Albanians started migrating to Greece in the early 1990s following the fall of the communist regime in Albania and almost half a century of isolation from the rest of the world. Today, ethnic Albanians constitute approximately 5% of the population of Greece, with a large number of them being the children of those first-generation migrants.
In this Greek Studies Now roundtable we explore what it means to be Albanian-Greek for those who were born in Greece or have migrated there at a young age, in light of the attitudes that the community has encountered. Although hyphenated identities are widely used in places such as the U.S., it seems that Greek society has been slow in adopting such designations and in recognizing the sociocultural complexity of the positions of Albanian-Greeks in present-day Greece.
The question of whether versions of Albanianness can be included in the way we think of Greek citizenship today has very rarely been addressed to those directly concerned. In this roundtable we aim to open up the space to ask our panellists if they feel included in Greece and what kind of relationship they have formed with the country. How do they relate to the ways they have been formed as subjects through dominant discourses in Greece?

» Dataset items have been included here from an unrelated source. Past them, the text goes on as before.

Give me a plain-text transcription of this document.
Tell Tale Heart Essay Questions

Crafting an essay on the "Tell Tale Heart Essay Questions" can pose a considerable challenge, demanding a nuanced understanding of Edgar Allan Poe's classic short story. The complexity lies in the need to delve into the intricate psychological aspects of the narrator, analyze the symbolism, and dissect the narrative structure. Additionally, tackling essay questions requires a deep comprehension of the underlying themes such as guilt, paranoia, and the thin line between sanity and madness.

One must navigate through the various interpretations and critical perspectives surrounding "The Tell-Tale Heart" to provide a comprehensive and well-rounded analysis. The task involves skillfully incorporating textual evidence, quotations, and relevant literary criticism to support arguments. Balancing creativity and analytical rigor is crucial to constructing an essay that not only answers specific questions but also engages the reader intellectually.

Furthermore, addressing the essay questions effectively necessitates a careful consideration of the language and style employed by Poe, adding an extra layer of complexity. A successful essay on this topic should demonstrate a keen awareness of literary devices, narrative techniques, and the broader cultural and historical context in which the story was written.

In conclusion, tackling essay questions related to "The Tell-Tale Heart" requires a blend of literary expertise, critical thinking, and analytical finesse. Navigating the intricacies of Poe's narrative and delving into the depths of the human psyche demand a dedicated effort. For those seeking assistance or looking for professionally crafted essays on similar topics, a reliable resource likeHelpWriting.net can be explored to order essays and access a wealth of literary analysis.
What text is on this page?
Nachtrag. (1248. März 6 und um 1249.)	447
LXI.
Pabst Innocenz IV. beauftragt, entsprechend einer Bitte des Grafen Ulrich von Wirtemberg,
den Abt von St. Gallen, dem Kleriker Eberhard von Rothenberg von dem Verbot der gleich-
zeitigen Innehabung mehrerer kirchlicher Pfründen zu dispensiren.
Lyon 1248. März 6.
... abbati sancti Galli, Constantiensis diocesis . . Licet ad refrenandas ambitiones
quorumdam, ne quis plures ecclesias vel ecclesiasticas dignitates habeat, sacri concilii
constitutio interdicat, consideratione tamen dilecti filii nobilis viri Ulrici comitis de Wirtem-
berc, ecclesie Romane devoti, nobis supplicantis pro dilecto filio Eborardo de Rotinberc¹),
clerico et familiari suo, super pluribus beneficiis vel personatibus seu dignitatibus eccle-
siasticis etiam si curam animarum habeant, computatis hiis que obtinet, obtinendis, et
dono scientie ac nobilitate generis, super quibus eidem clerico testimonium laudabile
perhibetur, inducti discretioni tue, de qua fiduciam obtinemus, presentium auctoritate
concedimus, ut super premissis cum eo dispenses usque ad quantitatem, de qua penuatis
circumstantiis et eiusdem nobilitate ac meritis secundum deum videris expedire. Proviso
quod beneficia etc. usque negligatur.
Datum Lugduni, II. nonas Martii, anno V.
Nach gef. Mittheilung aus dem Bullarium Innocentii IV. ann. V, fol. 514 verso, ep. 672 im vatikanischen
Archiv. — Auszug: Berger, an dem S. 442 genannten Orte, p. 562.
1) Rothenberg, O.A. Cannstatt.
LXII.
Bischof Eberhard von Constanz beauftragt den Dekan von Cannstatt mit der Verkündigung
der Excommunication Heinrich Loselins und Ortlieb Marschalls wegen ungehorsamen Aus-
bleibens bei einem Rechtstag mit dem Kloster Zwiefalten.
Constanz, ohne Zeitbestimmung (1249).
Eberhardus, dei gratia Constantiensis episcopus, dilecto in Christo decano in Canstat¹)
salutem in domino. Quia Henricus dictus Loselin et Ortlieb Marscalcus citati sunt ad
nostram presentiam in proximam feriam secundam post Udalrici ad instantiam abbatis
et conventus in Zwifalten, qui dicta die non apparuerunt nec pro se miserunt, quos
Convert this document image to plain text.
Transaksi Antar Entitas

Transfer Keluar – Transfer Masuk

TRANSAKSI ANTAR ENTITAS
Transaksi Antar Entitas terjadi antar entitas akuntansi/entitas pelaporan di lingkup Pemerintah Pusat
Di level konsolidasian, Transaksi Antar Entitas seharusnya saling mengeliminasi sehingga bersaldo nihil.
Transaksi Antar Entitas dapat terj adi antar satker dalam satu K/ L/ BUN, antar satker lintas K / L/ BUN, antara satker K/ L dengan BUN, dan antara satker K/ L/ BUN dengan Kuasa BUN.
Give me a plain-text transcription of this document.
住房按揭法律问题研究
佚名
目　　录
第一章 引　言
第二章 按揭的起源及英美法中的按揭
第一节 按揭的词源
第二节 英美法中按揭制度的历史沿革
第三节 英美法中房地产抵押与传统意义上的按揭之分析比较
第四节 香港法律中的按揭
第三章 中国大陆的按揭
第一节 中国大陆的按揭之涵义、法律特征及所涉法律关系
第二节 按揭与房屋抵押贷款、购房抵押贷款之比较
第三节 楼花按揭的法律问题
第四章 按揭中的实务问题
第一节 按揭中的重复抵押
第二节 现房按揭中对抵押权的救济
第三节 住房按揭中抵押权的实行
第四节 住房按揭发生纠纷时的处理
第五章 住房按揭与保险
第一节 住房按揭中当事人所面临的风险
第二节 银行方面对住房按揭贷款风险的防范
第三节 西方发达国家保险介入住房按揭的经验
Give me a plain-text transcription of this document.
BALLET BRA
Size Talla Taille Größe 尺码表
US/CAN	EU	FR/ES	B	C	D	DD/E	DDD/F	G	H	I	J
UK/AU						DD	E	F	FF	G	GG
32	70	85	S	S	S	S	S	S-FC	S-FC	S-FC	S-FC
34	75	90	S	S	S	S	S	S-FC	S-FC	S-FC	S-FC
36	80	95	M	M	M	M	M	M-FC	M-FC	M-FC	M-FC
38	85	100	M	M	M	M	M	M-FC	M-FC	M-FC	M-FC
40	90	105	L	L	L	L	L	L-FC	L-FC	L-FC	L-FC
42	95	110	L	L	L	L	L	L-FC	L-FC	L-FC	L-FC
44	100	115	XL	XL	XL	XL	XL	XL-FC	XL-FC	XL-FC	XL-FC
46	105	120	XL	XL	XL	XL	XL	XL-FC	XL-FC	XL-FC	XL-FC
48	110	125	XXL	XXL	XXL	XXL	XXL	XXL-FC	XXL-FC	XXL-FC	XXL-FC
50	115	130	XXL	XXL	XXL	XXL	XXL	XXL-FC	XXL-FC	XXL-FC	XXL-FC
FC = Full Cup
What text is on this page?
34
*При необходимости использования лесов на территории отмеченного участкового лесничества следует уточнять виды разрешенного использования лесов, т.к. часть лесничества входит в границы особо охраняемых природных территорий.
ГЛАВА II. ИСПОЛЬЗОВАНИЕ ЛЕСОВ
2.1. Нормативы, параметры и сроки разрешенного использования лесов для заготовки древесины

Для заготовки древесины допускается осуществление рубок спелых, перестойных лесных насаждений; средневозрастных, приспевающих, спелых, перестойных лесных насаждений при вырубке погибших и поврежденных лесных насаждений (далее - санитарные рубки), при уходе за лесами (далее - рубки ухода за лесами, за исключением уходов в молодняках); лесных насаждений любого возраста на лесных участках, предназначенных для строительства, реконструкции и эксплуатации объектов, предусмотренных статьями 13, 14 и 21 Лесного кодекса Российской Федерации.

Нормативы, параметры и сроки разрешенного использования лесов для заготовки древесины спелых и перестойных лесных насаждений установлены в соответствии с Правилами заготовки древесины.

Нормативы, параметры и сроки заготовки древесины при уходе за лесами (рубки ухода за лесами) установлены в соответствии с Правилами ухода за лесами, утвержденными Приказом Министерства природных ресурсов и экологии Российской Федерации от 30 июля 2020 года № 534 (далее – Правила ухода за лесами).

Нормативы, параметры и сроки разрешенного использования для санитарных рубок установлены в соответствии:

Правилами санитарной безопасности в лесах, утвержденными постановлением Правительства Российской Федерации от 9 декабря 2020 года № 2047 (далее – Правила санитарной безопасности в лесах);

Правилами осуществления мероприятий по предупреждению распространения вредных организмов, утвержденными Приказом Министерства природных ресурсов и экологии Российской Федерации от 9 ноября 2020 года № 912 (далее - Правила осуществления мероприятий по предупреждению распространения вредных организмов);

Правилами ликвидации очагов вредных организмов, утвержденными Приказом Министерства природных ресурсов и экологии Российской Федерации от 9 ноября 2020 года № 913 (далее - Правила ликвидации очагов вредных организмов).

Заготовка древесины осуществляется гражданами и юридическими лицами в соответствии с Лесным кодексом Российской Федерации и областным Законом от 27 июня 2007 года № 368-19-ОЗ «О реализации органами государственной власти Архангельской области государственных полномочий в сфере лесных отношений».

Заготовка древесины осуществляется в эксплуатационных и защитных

What counternarratives have they devised to speak back to these dominant discourses through literature, art, film, scholarship, philosophy or other fields and modes of expression? How do they approach the question of a hyphenated identity: does an Albanian-Greek identity exist, and if so, which conditions, inclusions, and exclusions have helped shape it or have undercut its formation? Is such a hyphenated identity necessary or desirable?
- Eno Agolli (poet and philosopher, Rutgers University)
- Ilira Aliaj (educator and translator)
- Ervin Kondakciu (political scientist, Universities of Hamburg and Groningen)
- Neritan Zinxhiria (film director)
In the first part of this event, we have brief presentations by the four main speakers. In the second part, we open the floor for a live conversation with invited interlocutors from academic and activist communities as well as with the audience.